Gute Erfahrungen haben Kirchengemeinden in den vergangenen Jahren
mit der Vergabe von Erbbaurechten, der Vermietung oder dem Verkauf
von Kirchen an andere christliche Religionsgemeinschaften gemacht.
Beispiele sind die Lukaskirche im Kirchenkreis Bielefeld (Verkauf an
die Griechisch-Orthodoxe Kirche), die Lukaskirche im Kirchenkreis
Gütersloh (Verkauf an die Aramäische Gemeinde) oder die
Markuskirche in Sodingen (Kirchenkreis Herne), die an die
Neukirchener Mission verkauft wurde. Aber auch als
Kultureinrichtungen lassen sich Kirchen nutzen: Die Soester
Brunnsteinkapelle ist heute ein Künstleratelier; in Hagen wird ein
Teilbereich der Lutherkirche für Kulturveranstaltungen vermietet.
Die zurzeit wohl ungewöhnlichste Umnutzung von entwidmeten Kirchen
gibt es in Bielefeld: Dort wurde die ehemalige Martinikirche in ein
Restaurant umgebaut. Die ehemalige Paul-Gerhardt-Kirche ist seit mehr
als 10 Jahren die Synagoge »Beit Tikwa« der Jüdischen
Kultusgemeinde Bielefeld.


Menschen machen sich oft erst bei der drohenden Aufgabe der Kirche Gedanken über ihre eigene Beziehung zu diesem Raum. Dr.

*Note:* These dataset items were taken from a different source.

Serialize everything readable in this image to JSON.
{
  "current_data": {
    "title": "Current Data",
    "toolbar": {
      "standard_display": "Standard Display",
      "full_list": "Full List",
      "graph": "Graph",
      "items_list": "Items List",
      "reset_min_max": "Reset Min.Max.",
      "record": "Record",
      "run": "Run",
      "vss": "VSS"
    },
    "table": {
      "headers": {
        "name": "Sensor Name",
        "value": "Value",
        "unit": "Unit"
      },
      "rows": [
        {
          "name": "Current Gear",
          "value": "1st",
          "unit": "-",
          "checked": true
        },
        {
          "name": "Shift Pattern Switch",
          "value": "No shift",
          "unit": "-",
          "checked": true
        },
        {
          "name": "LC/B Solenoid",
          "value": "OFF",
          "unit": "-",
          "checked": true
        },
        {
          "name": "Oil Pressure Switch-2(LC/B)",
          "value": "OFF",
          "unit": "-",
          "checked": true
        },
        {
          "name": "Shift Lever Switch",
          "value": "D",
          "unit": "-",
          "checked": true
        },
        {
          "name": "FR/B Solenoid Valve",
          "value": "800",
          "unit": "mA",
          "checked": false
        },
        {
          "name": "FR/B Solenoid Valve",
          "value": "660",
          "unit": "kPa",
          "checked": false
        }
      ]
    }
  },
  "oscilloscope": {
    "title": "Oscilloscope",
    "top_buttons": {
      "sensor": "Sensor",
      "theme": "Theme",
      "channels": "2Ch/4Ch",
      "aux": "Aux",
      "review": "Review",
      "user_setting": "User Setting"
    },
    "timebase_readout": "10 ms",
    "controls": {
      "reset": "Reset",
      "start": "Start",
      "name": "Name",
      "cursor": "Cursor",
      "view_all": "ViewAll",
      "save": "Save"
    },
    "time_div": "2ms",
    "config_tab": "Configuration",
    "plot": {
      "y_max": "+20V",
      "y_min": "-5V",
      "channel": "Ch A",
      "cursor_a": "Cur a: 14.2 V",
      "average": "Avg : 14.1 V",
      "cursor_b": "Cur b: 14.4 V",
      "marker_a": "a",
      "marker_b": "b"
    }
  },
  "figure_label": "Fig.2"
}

Birgit Gropp vom Projektbüro Kunst und Buch in Münster empfiehlt, in solchen Momenten könne man über neue Religiosität und Spiritualität diskutieren. Man könne sich auch gegen Investoren und Bauherrn schützen, die das religiöse Erbe vor allem als Immobilienprofit sehen. Sie appelliert, mit Vorsicht und Gefühl vorzugehen, was in diesem Bereich angemessen ist und was nicht. Wie nachfolgendes Beispiel: Wer dieser Tage in Kaiserslautern auf Wohnungssuche ist, findet eine neuapostolische Kirche aus dem Jahr 1984 zum Kauf auf dem Immobilienmarkt: Sechs Zimmer, 350 Quadratmeter für 148.000 Euro und Zentralheizung.